Somado a isso, o exterior também colaborou com treasuries voltando a subir. Em uma semana agitada, o Ibovespa avançou 0,43%.

As ações da Petrobras (PETR3 e PETR4) caíram 1,83% e 1,66% e da Vale (VALE3) avançaram 1,95%.

O principal índice da B3 caiu 0,10%, aos 128.150,71 pontos. O Ibovespa futuro com vencimento em junho recuou 0,07%, aos 129.005 pontos. O giro financeiro foi de R$ 23,8 bilhões. Em Nova York, os índices fecharam mistos.

Alexsandro Nishimura, economista e sócio da Nomos, disse que o Ibovespa sentiu novamente o peso dos papéis da Petrobras, além da pressão sobre os juros, aqui e nos EUA. O avanço das ações da Vale ajudou para minimizar as perdas do índice da B3, que no final da sessão praticamente zerou as perdas.

Leonardo Santa, sócio da Top Gain, disse que a Bolsa está estável e sem notícias para alavancar o índice.

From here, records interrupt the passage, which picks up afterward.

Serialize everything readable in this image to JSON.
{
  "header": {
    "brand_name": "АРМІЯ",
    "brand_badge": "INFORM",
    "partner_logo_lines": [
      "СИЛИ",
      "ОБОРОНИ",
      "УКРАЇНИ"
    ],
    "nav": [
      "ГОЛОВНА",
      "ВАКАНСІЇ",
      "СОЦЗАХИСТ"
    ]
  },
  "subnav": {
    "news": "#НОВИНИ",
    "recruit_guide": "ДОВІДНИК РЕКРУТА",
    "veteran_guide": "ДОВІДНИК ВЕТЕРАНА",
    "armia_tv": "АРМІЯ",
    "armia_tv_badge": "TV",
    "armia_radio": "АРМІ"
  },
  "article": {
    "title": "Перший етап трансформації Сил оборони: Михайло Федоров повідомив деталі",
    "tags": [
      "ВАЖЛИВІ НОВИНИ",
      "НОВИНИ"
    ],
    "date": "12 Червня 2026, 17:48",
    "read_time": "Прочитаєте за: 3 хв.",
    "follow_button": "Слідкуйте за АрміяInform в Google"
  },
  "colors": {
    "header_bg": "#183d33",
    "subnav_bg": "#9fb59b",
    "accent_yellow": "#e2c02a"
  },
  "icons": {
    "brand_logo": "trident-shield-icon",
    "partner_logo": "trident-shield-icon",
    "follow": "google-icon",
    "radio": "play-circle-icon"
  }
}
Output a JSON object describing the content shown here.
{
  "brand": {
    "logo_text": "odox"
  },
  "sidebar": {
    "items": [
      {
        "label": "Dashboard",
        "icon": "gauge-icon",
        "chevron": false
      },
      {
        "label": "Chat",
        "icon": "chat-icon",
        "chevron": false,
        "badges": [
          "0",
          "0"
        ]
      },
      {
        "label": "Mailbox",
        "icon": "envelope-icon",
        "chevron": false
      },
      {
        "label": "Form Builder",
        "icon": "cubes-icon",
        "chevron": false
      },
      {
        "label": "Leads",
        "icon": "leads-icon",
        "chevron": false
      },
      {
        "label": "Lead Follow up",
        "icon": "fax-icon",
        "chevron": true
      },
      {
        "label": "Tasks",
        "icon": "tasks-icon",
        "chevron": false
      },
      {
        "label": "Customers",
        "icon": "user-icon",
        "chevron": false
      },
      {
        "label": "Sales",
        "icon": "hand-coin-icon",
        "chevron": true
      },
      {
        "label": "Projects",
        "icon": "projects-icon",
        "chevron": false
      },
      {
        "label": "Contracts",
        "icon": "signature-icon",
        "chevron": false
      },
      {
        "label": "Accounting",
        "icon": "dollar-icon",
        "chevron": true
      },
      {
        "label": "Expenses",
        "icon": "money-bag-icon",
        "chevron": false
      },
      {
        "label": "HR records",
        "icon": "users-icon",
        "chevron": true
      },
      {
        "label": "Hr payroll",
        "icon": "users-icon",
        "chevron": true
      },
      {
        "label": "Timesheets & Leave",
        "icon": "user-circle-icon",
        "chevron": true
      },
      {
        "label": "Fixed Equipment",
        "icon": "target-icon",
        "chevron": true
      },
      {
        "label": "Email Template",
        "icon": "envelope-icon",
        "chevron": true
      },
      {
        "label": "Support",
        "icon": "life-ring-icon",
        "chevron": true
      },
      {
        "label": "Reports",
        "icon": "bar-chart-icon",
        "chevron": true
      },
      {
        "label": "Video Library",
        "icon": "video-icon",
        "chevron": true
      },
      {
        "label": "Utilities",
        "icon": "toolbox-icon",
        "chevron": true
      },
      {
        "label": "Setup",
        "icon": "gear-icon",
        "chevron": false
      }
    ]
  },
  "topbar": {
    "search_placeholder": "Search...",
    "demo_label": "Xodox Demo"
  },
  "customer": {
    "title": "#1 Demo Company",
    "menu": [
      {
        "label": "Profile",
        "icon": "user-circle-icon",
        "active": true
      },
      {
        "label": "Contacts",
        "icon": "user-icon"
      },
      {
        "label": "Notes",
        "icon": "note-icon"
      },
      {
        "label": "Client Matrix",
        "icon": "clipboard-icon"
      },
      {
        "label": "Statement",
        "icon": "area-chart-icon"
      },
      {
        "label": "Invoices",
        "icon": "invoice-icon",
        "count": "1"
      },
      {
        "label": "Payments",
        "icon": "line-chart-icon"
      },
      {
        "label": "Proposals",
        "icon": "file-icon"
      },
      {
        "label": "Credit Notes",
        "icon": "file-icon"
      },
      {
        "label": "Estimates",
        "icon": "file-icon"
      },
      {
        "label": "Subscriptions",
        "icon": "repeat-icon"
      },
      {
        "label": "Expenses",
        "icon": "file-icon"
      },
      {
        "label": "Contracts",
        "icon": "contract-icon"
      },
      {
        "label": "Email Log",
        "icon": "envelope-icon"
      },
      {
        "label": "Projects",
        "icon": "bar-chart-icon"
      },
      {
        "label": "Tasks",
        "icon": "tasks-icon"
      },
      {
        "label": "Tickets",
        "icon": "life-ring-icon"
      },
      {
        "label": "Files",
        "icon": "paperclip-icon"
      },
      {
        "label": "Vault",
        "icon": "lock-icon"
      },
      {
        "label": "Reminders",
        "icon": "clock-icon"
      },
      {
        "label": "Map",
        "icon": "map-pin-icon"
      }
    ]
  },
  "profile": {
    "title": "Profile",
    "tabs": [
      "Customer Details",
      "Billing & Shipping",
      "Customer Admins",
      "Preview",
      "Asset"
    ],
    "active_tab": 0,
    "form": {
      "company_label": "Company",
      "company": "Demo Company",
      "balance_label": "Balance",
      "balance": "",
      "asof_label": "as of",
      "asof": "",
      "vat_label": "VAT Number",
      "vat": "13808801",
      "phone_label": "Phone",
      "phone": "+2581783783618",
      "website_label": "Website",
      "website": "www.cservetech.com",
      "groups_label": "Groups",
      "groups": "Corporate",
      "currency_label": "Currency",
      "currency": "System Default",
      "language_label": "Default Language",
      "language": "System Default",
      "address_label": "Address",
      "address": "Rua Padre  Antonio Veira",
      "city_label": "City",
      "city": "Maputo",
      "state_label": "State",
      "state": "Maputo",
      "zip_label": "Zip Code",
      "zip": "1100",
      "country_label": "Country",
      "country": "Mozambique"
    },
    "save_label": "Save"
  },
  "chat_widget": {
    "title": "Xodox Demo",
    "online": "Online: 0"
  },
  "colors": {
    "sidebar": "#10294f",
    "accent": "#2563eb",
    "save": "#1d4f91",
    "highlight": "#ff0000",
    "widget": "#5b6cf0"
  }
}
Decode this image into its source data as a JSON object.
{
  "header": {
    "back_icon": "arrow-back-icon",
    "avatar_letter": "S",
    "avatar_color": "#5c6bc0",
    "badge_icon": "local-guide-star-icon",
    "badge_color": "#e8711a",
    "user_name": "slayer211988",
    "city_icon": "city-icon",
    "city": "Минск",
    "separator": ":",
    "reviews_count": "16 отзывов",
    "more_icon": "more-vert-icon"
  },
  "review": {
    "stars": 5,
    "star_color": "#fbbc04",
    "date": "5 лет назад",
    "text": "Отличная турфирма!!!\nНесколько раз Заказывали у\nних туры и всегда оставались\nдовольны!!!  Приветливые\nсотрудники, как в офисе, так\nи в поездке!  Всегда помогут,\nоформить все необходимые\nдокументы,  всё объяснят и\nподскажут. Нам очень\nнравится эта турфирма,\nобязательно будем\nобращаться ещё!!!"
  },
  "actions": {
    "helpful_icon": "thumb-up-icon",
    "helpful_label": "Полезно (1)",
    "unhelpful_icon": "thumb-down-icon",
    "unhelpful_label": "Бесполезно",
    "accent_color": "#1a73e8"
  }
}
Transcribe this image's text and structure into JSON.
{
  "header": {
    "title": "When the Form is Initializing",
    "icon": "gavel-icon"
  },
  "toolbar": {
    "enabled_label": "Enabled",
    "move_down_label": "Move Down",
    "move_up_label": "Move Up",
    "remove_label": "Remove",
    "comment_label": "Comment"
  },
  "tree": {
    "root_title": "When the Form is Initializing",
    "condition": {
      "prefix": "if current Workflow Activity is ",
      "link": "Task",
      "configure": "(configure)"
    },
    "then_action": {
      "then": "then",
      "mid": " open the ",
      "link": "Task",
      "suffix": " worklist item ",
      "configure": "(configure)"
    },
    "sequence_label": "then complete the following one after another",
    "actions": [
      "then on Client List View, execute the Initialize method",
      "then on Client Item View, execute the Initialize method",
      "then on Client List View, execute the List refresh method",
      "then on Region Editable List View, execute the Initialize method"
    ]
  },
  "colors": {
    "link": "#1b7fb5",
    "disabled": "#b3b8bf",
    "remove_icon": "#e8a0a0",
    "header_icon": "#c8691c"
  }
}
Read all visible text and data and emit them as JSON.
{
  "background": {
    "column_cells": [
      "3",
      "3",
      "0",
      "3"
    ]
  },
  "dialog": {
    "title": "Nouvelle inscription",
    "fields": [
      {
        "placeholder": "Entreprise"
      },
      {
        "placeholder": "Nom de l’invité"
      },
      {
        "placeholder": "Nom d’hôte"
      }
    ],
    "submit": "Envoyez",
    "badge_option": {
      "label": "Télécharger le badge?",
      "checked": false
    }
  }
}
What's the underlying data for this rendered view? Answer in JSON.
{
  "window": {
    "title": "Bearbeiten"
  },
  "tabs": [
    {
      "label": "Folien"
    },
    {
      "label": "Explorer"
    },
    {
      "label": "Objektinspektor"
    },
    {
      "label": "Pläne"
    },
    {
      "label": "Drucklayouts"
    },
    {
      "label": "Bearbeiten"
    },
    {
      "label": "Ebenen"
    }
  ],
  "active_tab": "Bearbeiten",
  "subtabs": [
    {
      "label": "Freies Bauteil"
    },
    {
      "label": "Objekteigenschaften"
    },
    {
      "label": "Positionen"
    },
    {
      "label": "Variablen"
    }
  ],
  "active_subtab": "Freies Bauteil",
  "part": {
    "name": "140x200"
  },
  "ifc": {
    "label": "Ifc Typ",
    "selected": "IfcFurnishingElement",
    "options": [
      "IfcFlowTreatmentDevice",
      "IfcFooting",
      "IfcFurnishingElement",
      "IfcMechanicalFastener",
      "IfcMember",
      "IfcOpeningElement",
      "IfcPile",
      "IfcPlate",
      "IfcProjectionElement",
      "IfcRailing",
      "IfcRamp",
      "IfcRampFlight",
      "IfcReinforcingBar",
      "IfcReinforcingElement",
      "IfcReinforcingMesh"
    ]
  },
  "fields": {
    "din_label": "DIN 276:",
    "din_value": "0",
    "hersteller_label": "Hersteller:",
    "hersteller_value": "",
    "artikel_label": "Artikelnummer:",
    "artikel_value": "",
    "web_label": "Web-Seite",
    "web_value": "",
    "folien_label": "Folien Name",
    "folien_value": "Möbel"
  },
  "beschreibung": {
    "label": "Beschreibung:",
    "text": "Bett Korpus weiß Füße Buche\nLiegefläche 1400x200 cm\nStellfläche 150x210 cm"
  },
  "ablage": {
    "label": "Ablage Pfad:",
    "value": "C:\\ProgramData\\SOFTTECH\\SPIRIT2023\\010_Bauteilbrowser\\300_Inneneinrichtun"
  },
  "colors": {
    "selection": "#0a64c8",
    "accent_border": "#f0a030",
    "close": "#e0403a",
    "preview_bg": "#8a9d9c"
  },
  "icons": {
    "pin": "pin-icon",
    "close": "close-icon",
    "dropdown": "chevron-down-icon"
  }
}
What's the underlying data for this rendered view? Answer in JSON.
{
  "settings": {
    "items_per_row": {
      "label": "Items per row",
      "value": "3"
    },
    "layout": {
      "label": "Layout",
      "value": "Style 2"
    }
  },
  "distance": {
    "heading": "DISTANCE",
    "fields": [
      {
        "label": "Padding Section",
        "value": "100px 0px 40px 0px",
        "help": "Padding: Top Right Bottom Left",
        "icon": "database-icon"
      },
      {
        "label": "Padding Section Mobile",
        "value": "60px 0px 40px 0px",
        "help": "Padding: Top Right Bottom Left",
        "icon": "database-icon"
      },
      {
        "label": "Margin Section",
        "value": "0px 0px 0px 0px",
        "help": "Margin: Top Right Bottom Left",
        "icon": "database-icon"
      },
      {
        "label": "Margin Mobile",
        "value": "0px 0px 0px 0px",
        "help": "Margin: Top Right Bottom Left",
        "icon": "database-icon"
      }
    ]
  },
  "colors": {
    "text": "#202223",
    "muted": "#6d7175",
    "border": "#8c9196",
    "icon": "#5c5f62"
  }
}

“Lá fora o mercado não sobe muito, está precificando muito o corte de juros [pelo Fed] e aqui sem grandes notícias. A Petrobras é impactada pela troca do presidente da empresa e a Vale salva um pouco com estímulo chinês [para o mercado imobiliário]. Mercado fica na expectativa para a próxima semana”.

Rodrigo Moliterno, especialista de renda variável da Veedha Investimentos, disse que a Bolsa está fechando no zero a zero e na semana positiva.

“Essa semana teve bastante emoção com a saída do CEO da Petrobras e isso fez com que o papel tivesse uma queda acentuada ao longo da semana, caindo mais de 12%. A ata do BC acabou trazendo volatilidade com o mercado tentando entender a nova leitura do próximo BC. A questão fiscal ainda paira no mercado. Em relação às ações, as de consumo acabaram sofrendo e commodities tiveram bom desempenho com dados da China e pacote para [incentivar] o setor imobiliário. O setor de proteína está fechando a semana no positivo. JBS sobe quase 18% na semana e Marfrig 16%”.

André Luiz Rocha, operador de renda variável da Manchester Investimentos, disse que a Vale sobe, mas não suficiente para alavancar o Ibovespa em razão da forte queda de Petrobras.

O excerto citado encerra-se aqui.